Google India includes Tamil, Telugu, and two additional languages to search results

In an offer to deliver a richer language experience to a huge number of its clients, Google India on Thursday reported to let people toggle their Search results among English and four extra languages: Tamil, Telugu, Bangla and Marathi.

The organization said that throughout the following month, Search will begin to show important substance in supported Indian languages where suitable, regardless of whether the local language question is composed in English. “This functionality will also better serve bilingual users who feel comfortable reading both English and an Indian language. It will roll out in five Indian languages: Hindi, Bangla, Marathi, Tamil, and Telugu,” Google said during its ‘L10n’ virtual event.

The organization declared a range of features across its products for the India market, with a commitment to additionally invest in the ML and AI efforts at its research centre in the nation and cooperate with innovative startups who are building solutions in local languages.

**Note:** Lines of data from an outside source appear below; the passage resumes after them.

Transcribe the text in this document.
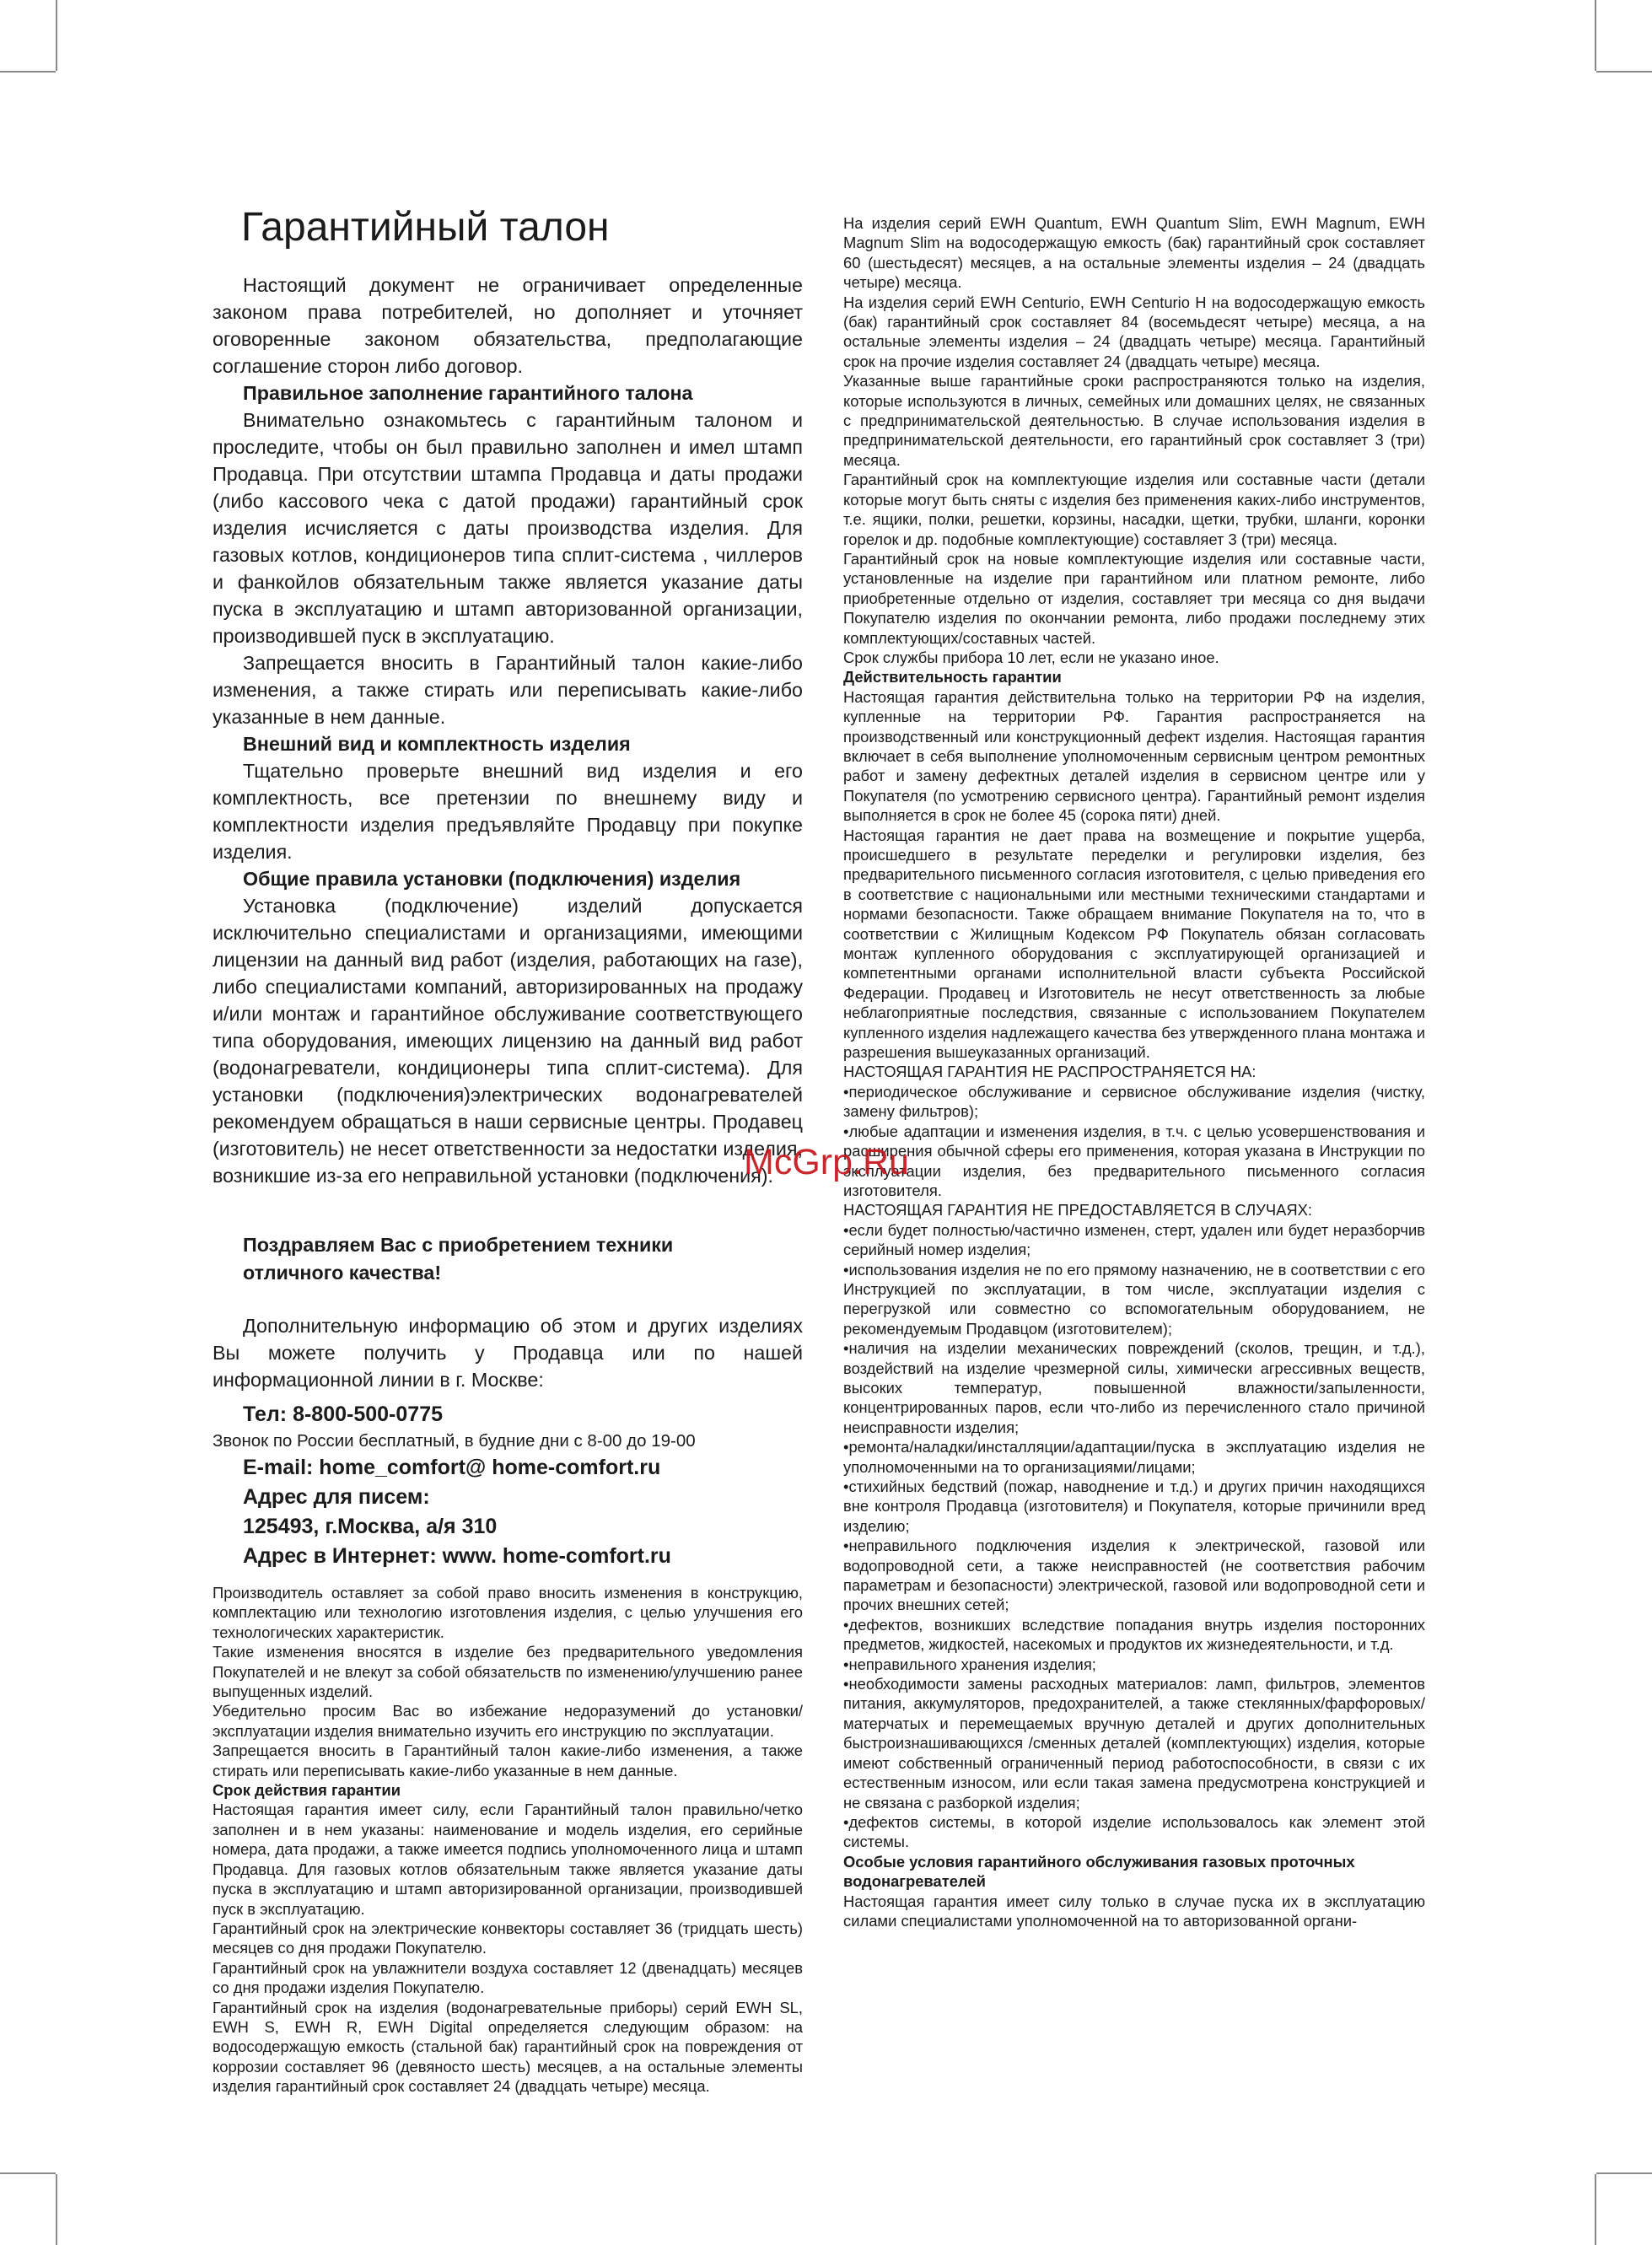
Гарантийный талон

Настоящий документ не ограничивает определенные законом права потребителей, но дополняет и уточняет оговоренные законом обязательства, предполагающие соглашение сторон либо договор.

Правильное заполнение гарантийного талона

Внимательно ознакомьтесь с гарантийным талоном и проследите, чтобы он был правильно заполнен и имел штамп Продавца. При отсутствии штампа Продавца и даты продажи (либо кассового чека с датой продажи) гарантийный срок изделия исчисляется с даты производства изделия. Для газовых котлов, кондиционеров типа сплит-система , чиллеров и фанкойлов обязательным также является указание даты пуска в эксплуатацию и штамп авторизованной организации, производившей пуск в эксплуатацию.

Запрещается вносить в Гарантийный талон какие-либо изменения, а также стирать или переписывать какие-либо указанные в нем данные.

Внешний вид и комплектность изделия

Тщательно проверьте внешний вид изделия и его комплектность, все претензии по внешнему виду и комплектности изделия предъявляйте Продавцу при покупке изделия.

Общие правила установки (подключения) изделия

Установка (подключение) изделий допускается исключительно специалистами и организациями, имеющими лицензии на данный вид работ (изделия, работающих на газе), либо специалистами компаний, авторизированных на продажу и/или монтаж и гарантийное обслуживание соответствующего типа оборудования, имеющих лицензию на данный вид работ (водонагреватели, кондиционеры типа сплит-система). Для установки (подключения)электрических водонагревателей рекомендуем обращаться в наши сервисные центры. Продавец (изготовитель) не несет ответственности за недостатки изделия, возникшие из-за его неправильной установки (подключения).

Поздравляем Вас с приобретением техники отличного качества!

Дополнительную информацию об этом и других изделиях Вы можете получить у Продавца или по нашей информационной линии в г. Москве:

Тел: 8-800-500-0775
Звонок по России бесплатный, в будние дни с 8-00 до 19-00
E-mail: home_comfort@ home-comfort.ru
Адрес для писем:
125493, г.Москва, а/я 310
Адрес в Интернет: www. home-comfort.ru

Производитель оставляет за собой право вносить изменения в конструкцию, комплектацию или технологию изготовления изделия, с целью улучшения его технологических характеристик.

Такие изменения вносятся в изделие без предварительного уведомления Покупателей и не влекут за собой обязательств по изменению/улучшению ранее выпущенных изделий.

Убедительно просим Вас во избежание недоразумений до установки/эксплуатации изделия внимательно изучить его инструкцию по эксплуатации.

Запрещается вносить в Гарантийный талон какие-либо изменения, а также стирать или переписывать какие-либо указанные в нем данные.

Срок действия гарантии

Настоящая гарантия имеет силу, если Гарантийный талон правильно/четко заполнен и в нем указаны: наименование и модель изделия, его серийные номера, дата продажи, а также имеется подпись уполномоченного лица и штамп Продавца. Для газовых котлов обязательным также является указание даты пуска в эксплуатацию и штамп авторизированной организации, производившей пуск в эксплуатацию.

Гарантийный срок на электрические конвекторы составляет 36 (тридцать шесть) месяцев со дня продажи Покупателю.

Гарантийный срок на увлажнители воздуха составляет 12 (двенадцать) месяцев со дня продажи изделия Покупателю.

Гарантийный срок на изделия (водонагревательные приборы) серий EWH SL, EWH S, EWH R, EWH Digital определяется следующим образом: на водосодержащую емкость (стальной бак) гарантийный срок на повреждения от коррозии составляет 96 (девяносто шесть) месяцев, а на остальные элементы изделия гарантийный срок составляет 24 (двадцать четыре) месяца.

На изделия серий EWH Quantum, EWH Quantum Slim, EWH Magnum, EWH Magnum Slim на водосодержащую емкость (бак) гарантийный срок составляет 60 (шестьдесят) месяцев, а на остальные элементы изделия – 24 (двадцать четыре) месяца.

На изделия серий EWH Centurio, EWH Centurio H на водосодержащую емкость (бак) гарантийный срок составляет 84 (восемьдесят четыре) месяца, а на остальные элементы изделия – 24 (двадцать четыре) месяца. Гарантийный срок на прочие изделия составляет 24 (двадцать четыре) месяца.

Указанные выше гарантийные сроки распространяются только на изделия, которые используются в личных, семейных или домашних целях, не связанных с предпринимательской деятельностью. В случае использования изделия в предпринимательской деятельности, его гарантийный срок составляет 3 (три) месяца.

Гарантийный срок на комплектующие изделия или составные части (детали которые могут быть сняты с изделия без применения каких-либо инструментов, т.е. ящики, полки, решетки, корзины, насадки, щетки, трубки, шланги, коронки горелок и др. подобные комплектующие) составляет 3 (три) месяца.

Гарантийный срок на новые комплектующие изделия или составные части, установленные на изделие при гарантийном или платном ремонте, либо приобретенные отдельно от изделия, составляет три месяца со дня выдачи Покупателю изделия по окончании ремонта, либо продажи последнему этих комплектующих/составных частей.

Срок службы прибора 10 лет, если не указано иное.

Действительность гарантии

Настоящая гарантия действительна только на территории РФ на изделия, купленные на территории РФ. Гарантия распространяется на производственный или конструкционный дефект изделия. Настоящая гарантия включает в себя выполнение уполномоченным сервисным центром ремонтных работ и замену дефектных деталей изделия в сервисном центре или у Покупателя (по усмотрению сервисного центра). Гарантийный ремонт изделия выполняется в срок не более 45 (сорока пяти) дней.

Настоящая гарантия не дает права на возмещение и покрытие ущерба, происшедшего в результате переделки и регулировки изделия, без предварительного письменного согласия изготовителя, с целью приведения его в соответствие с национальными или местными техническими стандартами и нормами безопасности. Также обращаем внимание Покупателя на то, что в соответствии с Жилищным Кодексом РФ Покупатель обязан согласовать монтаж купленного оборудования с эксплуатирующей организацией и компетентными органами исполнительной власти субъекта Российской Федерации. Продавец и Изготовитель не несут ответственность за любые неблагоприятные последствия, связанные с использованием Покупателем купленного изделия надлежащего качества без утвержденного плана монтажа и разрешения вышеуказанных организаций.

НАСТОЯЩАЯ ГАРАНТИЯ НЕ РАСПРОСТРАНЯЕТСЯ НА:

• периодическое обслуживание и сервисное обслуживание изделия (чистку, замену фильтров);

• любые адаптации и изменения изделия, в т.ч. с целью усовершенствования и расширения обычной сферы его применения, которая указана в Инструкции по эксплуатации изделия, без предварительного письменного согласия изготовителя.

НАСТОЯЩАЯ ГАРАНТИЯ НЕ ПРЕДОСТАВЛЯЕТСЯ В СЛУЧАЯХ:

• если будет полностью/частично изменен, стерт, удален или будет неразборчив серийный номер изделия;

• использования изделия не по его прямому назначению, не в соответствии с его Инструкцией по эксплуатации, в том числе, эксплуатации изделия с перегрузкой или совместно со вспомогательным оборудованием, не рекомендуемым Продавцом (изготовителем);

• наличия на изделии механических повреждений (сколов, трещин, и т.д.), воздействий на изделие чрезмерной силы, химически агрессивных веществ, высоких температур, повышенной влажности/запыленности, концентрированных паров, если что-либо из перечисленного стало причиной неисправности изделия;

• ремонта/наладки/инсталляции/адаптации/пуска в эксплуатацию изделия не уполномоченными на то организациями/лицами;

• стихийных бедствий (пожар, наводнение и т.д.) и других причин находящихся вне контроля Продавца (изготовителя) и Покупателя, которые причинили вред изделию;

• неправильного подключения изделия к электрической, газовой или водопроводной сети, а также неисправностей (не соответствия рабочим параметрам и безопасности) электрической, газовой или водопроводной сети и прочих внешних сетей;

• дефектов, возникших вследствие попадания внутрь изделия посторонних предметов, жидкостей, насекомых и продуктов их жизнедеятельности, и т.д.

• неправильного хранения изделия;

• необходимости замены расходных материалов: ламп, фильтров, элементов питания, аккумуляторов, предохранителей, а также стеклянных/фарфоровых/матерчатых и перемещаемых вручную деталей и других дополнительных быстроизнашивающихся /сменных деталей (комплектующих) изделия, которые имеют собственный ограниченный период работоспособности, в связи с их естественным износом, или если такая замена предусмотрена конструкцией и не связана с разборкой изделия;

• дефектов системы, в которой изделие использовалось как элемент этой системы.

Особые условия гарантийного обслуживания газовых проточных водонагревателей

Настоящая гарантия имеет силу только в случае пуска их в эксплуатацию силами специалистами уполномоченной на то авторизованной органи-

McGrp.Ru
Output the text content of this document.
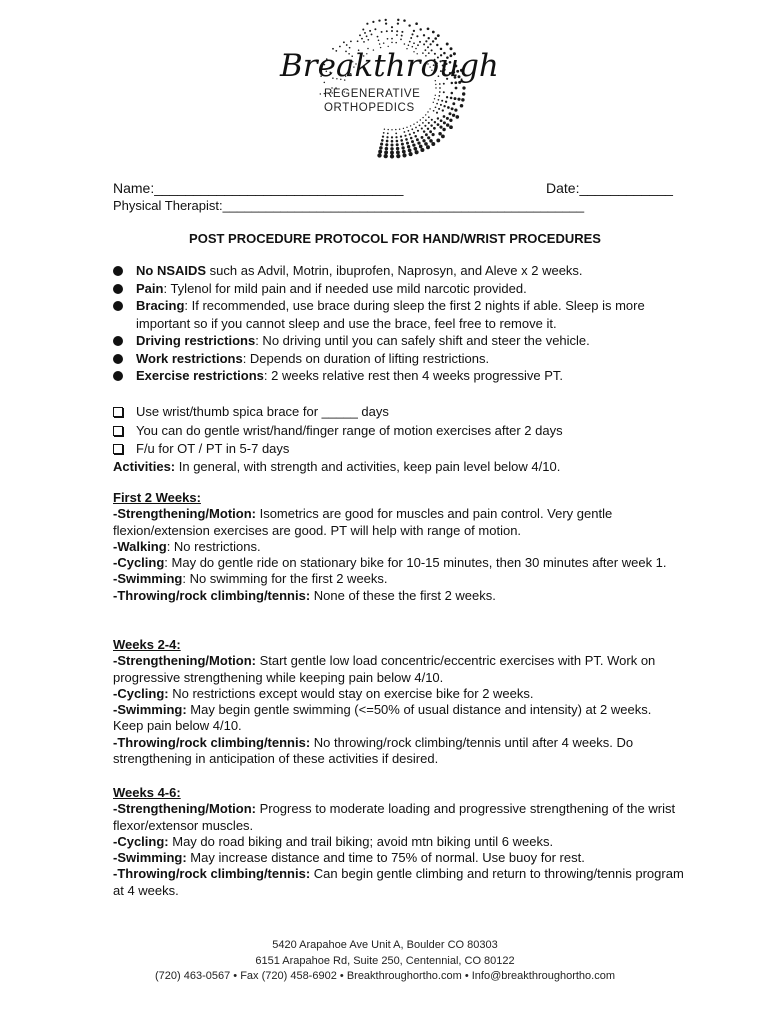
Breakthrough
REGENERATIVE
ORTHOPEDICS
Name:________________________________	Date:____________
Physical Therapist:__________________________________________________
POST PROCEDURE PROTOCOL FOR HAND/WRIST PROCEDURES
No NSAIDS such as Advil, Motrin, ibuprofen, Naprosyn, and Aleve x 2 weeks.
Pain: Tylenol for mild pain and if needed use mild narcotic provided.
Bracing: If recommended, use brace during sleep the first 2 nights if able. Sleep is more important so if you cannot sleep and use the brace, feel free to remove it.
Driving restrictions: No driving until you can safely shift and steer the vehicle.
Work restrictions: Depends on duration of lifting restrictions.
Exercise restrictions: 2 weeks relative rest then 4 weeks progressive PT.
Use wrist/thumb spica brace for _____ days
You can do gentle wrist/hand/finger range of motion exercises after 2 days
F/u for OT / PT in 5-7 days
Activities: In general, with strength and activities, keep pain level below 4/10.
First 2 Weeks:

-Strengthening/Motion: Isometrics are good for muscles and pain control. Very gentle flexion/extension exercises are good. PT will help with range of motion.

-Walking: No restrictions.

-Cycling: May do gentle ride on stationary bike for 10-15 minutes, then 30 minutes after week 1.

-Swimming: No swimming for the first 2 weeks.

-Throwing/rock climbing/tennis: None of these the first 2 weeks.

Weeks 2-4:

-Strengthening/Motion: Start gentle low load concentric/eccentric exercises with PT. Work on progressive strengthening while keeping pain below 4/10.

-Cycling: No restrictions except would stay on exercise bike for 2 weeks.

-Swimming: May begin gentle swimming (<=50% of usual distance and intensity) at 2 weeks. Keep pain below 4/10.

-Throwing/rock climbing/tennis: No throwing/rock climbing/tennis until after 4 weeks. Do strengthening in anticipation of these activities if desired.

Weeks 4-6:

-Strengthening/Motion: Progress to moderate loading and progressive strengthening of the wrist flexor/extensor muscles.

-Cycling: May do road biking and trail biking; avoid mtn biking until 6 weeks.

-Swimming: May increase distance and time to 75% of normal. Use buoy for rest.

-Throwing/rock climbing/tennis: Can begin gentle climbing and return to throwing/tennis program at 4 weeks.

5420 Arapahoe Ave Unit A, Boulder CO 80303
6151 Arapahoe Rd, Suite 250, Centennial, CO 80122
(720) 463-0567 • Fax (720) 458-6902 • Breakthroughortho.com • Info@breakthroughortho.com
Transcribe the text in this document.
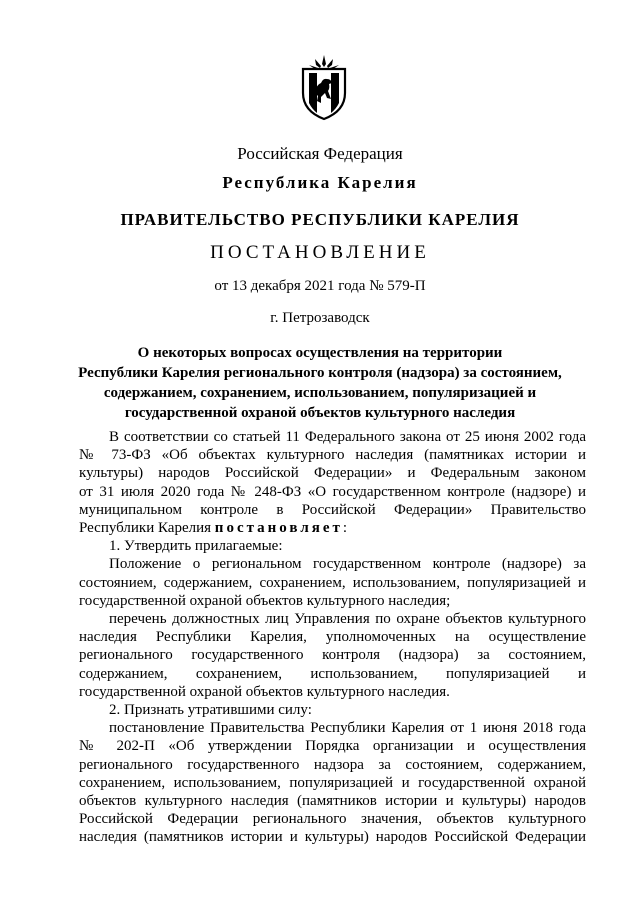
Российская Федерация
Республика Карелия
ПРАВИТЕЛЬСТВО РЕСПУБЛИКИ КАРЕЛИЯ
ПОСТАНОВЛЕНИЕ
от 13 декабря 2021 года № 579-П
г. Петрозаводск
О некоторых вопросах осуществления на территории
Республики Карелия регионального контроля (надзора) за состоянием,
содержанием, сохранением, использованием, популяризацией и
государственной охраной объектов культурного наследия
В соответствии со статьей 11 Федерального закона от 25 июня 2002 года
№ 73-ФЗ «Об объектах культурного наследия (памятниках истории и
культуры) народов Российской Федерации» и Федеральным законом
от 31 июля 2020 года № 248-ФЗ «О государственном контроле (надзоре) и
муниципальном контроле в Российской Федерации» Правительство
Республики Карелия постановляет:
1. Утвердить прилагаемые:
Положение о региональном государственном контроле (надзоре) за
состоянием, содержанием, сохранением, использованием, популяризацией и
государственной охраной объектов культурного наследия;
перечень должностных лиц Управления по охране объектов культурного
наследия Республики Карелия, уполномоченных на осуществление
регионального государственного контроля (надзора) за состоянием,
содержанием, сохранением, использованием, популяризацией и
государственной охраной объектов культурного наследия.
2. Признать утратившими силу:
постановление Правительства Республики Карелия от 1 июня 2018 года
№ 202-П «Об утверждении Порядка организации и осуществления
регионального государственного надзора за состоянием, содержанием,
сохранением, использованием, популяризацией и государственной охраной
объектов культурного наследия (памятников истории и культуры) народов
Российской Федерации регионального значения, объектов культурного
наследия (памятников истории и культуры) народов Российской Федерации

In Google Maps, clients can now rapidly and effectively change their Maps experience into one of nine Indian languages.

“This will allow users to search for places, get directions and navigation, and interact with the Map in their preferred local language”.

Since the launch of Hindi and other language features, Google have seen in excess of a 10 times increment in Hindi queries on Search in India.

“Today in India, more than 50 per cent of the content viewed on Google Discover is in Indian languages,” the company informed.

33% of Google Assistant clients in India are using it in an Indian language, and since the launch of Assistant language picker, inquiries in Indian languages have doubled.

The tech giant said that at Google Research India, it has spent a lot of time helping computer systems comprehend human language.

“The new approach we developed in India is called Multilingual Representations for Indian Languages (or ‘MuRIL’). MuRIL currently supports 16 Indian languages as well as English,” Google informed.

Google said it has now made MuRIL open source, and it is as of now accessible to download for free from the TensorFlow Hub.

“We hope MuRIL will be the next big evolution for Indian language understanding, forming a better foundation for researchers, students, startups, and anyone else interested in building Indian language technologies,” Google noted.